It was reported yesterday that Yahoo! secretly scanned users’ email on behalf of the government. Apparently the action was approved by CEO Marissa Mayer and took place outside of the realm of then Chief Information Security Officer Alex Stamos, who left the company and joined Facebook. The full article from Reuters is here.
This morning I wiped out my old Yahoo account. I created it a few years ago for the purpose of accessing Flickr (which was acquired, and subsequently destroyed by Yahoo), but I hadn’t been on Flickr in a long while so it wasn’t a really big deal getting rid of the account. I probably have a couple of other accounts in the Yahoo space that I need to delete. I’ll be taking care of that this weekend.
This latest revelation of an Internet company doing nefarious things on behalf of the government (all to save us from Terrorism, of course), got me thinking about Internet privacy in general. I’ve mentioned before that weird ads have started appearing in my Facebook feed, all based on search engine results, visiting another site or, oddly, having a conversation with Earl in the presence of an apparently eavesdropping device. My friend Jeff and I talked about a similar situation this morning: last night he looked at some flooring at Lowe’s, exchanged a couple of text messages with his husband on the subject, did one Google search and then met his husband at a Zaxby’s for supper. This morning he is getting the exact flooring ads “exclusively available at Lowe’s” and ads for Zaxby’s showing up in his Google search results and other places around the web.
I’ve been watching friends slowly drift away over the past couple of months. Either the algorithm is showing me what they think I want to see or friends are posting less in general. A few friends and family have given up Facebook entirely. I removed it from my phone a while back as I was not comfortable with having ads shoved in my face based on random searches I had done on the Internet. This morning I removed Facebook (and that awful cretin, Facebook Messenger) from my iPad as well.
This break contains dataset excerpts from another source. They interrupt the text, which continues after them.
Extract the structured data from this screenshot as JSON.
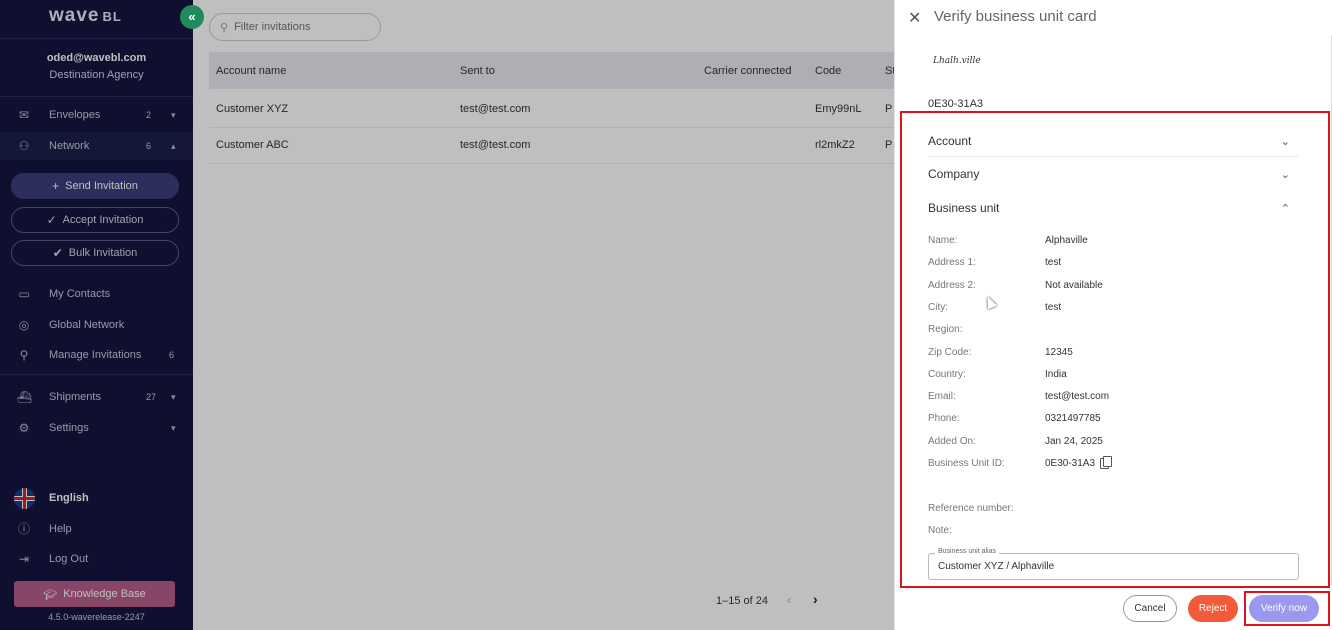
{
  "sidebar": {
    "logo": "wave",
    "logo_suffix": "BL",
    "collapse_icon": "«",
    "user_email": "oded@wavebl.com",
    "user_org": "Destination Agency",
    "nav": {
      "envelopes": {
        "label": "Envelopes",
        "count": "2"
      },
      "network": {
        "label": "Network",
        "count": "6"
      },
      "my_contacts": {
        "label": "My Contacts"
      },
      "global_network": {
        "label": "Global Network"
      },
      "manage_invitations": {
        "label": "Manage Invitations",
        "count": "6"
      },
      "shipments": {
        "label": "Shipments",
        "count": "27"
      },
      "settings": {
        "label": "Settings"
      }
    },
    "actions": {
      "send": "Send Invitation",
      "accept": "Accept Invitation",
      "bulk": "Bulk Invitation"
    },
    "footer": {
      "language": "English",
      "help": "Help",
      "logout": "Log Out",
      "knowledge_base": "Knowledge Base",
      "version": "4.5.0-waverelease-2247"
    }
  },
  "main": {
    "search_placeholder": "Filter invitations",
    "columns": [
      "Account name",
      "Sent to",
      "Carrier connected",
      "Code",
      "St"
    ],
    "rows": [
      {
        "account": "Customer XYZ",
        "sent_to": "test@test.com",
        "carrier": "",
        "code": "Emy99nL",
        "status": "P"
      },
      {
        "account": "Customer ABC",
        "sent_to": "test@test.com",
        "carrier": "",
        "code": "rl2mkZ2",
        "status": "P"
      }
    ],
    "pagination": "1–15 of 24"
  },
  "drawer": {
    "title": "Verify business unit card",
    "logo_text": "Lhalh.ville",
    "unit_code": "0E30-31A3",
    "sections": {
      "account": "Account",
      "company": "Company",
      "business_unit": "Business unit"
    },
    "details": [
      {
        "label": "Name:",
        "value": "Alphaville"
      },
      {
        "label": "Address 1:",
        "value": "test"
      },
      {
        "label": "Address 2:",
        "value": "Not available"
      },
      {
        "label": "City:",
        "value": "test"
      },
      {
        "label": "Region:",
        "value": ""
      },
      {
        "label": "Zip Code:",
        "value": "12345"
      },
      {
        "label": "Country:",
        "value": "India"
      },
      {
        "label": "Email:",
        "value": "test@test.com"
      },
      {
        "label": "Phone:",
        "value": "0321497785"
      },
      {
        "label": "Added On:",
        "value": "Jan 24, 2025"
      },
      {
        "label": "Business Unit ID:",
        "value": "0E30-31A3"
      }
    ],
    "reference_label": "Reference number:",
    "note_label": "Note:",
    "alias_label": "Business unit alias",
    "alias_value": "Customer XYZ / Alphaville",
    "buttons": {
      "cancel": "Cancel",
      "reject": "Reject",
      "verify": "Verify now"
    }
  },
  "colors": {
    "sidebar_bg": "#14163f",
    "accent_green": "#1f8a5b",
    "reject": "#f15b3b",
    "verify": "#9d98ef",
    "highlight": "#e0121b",
    "knowledge_base": "#b45c8a"
  }
}
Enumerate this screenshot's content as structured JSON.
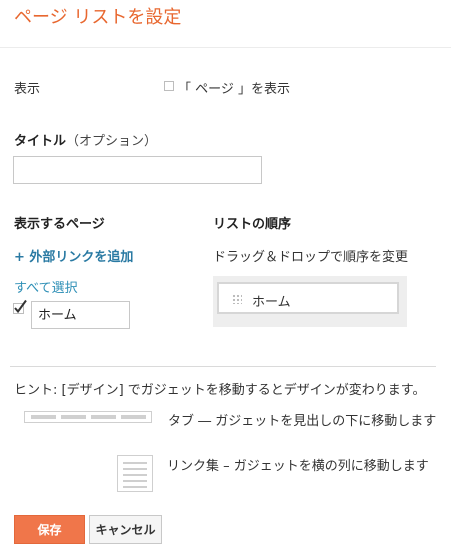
{
  "dialog": {
    "title": "ページ リストを設定"
  },
  "display": {
    "label": "表示",
    "show_pages_checkbox_label": "「 ページ 」を表示"
  },
  "title_field": {
    "label": "タイトル",
    "optional_note": "（オプション）",
    "value": ""
  },
  "pages_section": {
    "heading": "表示するページ",
    "add_external_link": "+ 外部リンクを追加",
    "select_all": "すべて選択",
    "pages": [
      {
        "label": "ホーム",
        "checked": true
      }
    ]
  },
  "order_section": {
    "heading": "リストの順序",
    "instruction": "ドラッグ＆ドロップで順序を変更",
    "items": [
      {
        "label": "ホーム"
      }
    ]
  },
  "hint": {
    "text": "ヒント: [デザイン] でガジェットを移動するとデザインが変わります。",
    "tab_layout": "タブ ― ガジェットを見出しの下に移動します",
    "list_layout": "リンク集 – ガジェットを横の列に移動します"
  },
  "buttons": {
    "save": "保存",
    "cancel": "キャンセル"
  },
  "colors": {
    "accent": "#e8672f",
    "save_button": "#f0764a",
    "link": "#2e8fb6"
  }
}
In the past I’ve made it clear that I’m not in favor of an ad-supported Internet. Tailoring ads to my specific desires does not ease my frustration with advertising in general, if anything, it exacerbates the issue because it’s a reminder as to how much information Google or Facebook or Amazon or whatever has accumulated on me. I mention these things to users of all things Google and they always tell me they don’t mind because they have nothing to hide.
It’s kind of like knowing that you dance to “Gettin’ Jiggy With It” completely naked every morning in front of the mirror as part of your workday routine and that you wouldn’t mind doing that same dance, naked and all, on stage in front, of an audience. Or walking into a post office and seeing everyone’s mail tacked up on the wall for all to read. All of these things are very much possible when you give up your privacy, even if you give up your privacy because after all, you don’t really do anything bad to begin with.
Since there’s nothing to really hide from the government in your email, why don’t we take it a step further? Perhaps legislation requiring that all mail passing through the U.S. Postal Service must be in clear envelopes or clear package wrapping would make people take notice. After all, it’s an identical approach to letting Yahoo go through its users’ email, just a different medium. “Let’s just look the package over to make sure there’s nothing in there we’re interested in.”
I don’t think the American Public wants to be treated that way. That’s why I get so crazy about Internet Security and fair, legal practices that follow the letter of the law.
I deleted my Yahoo account today. And I’m damn proud of it.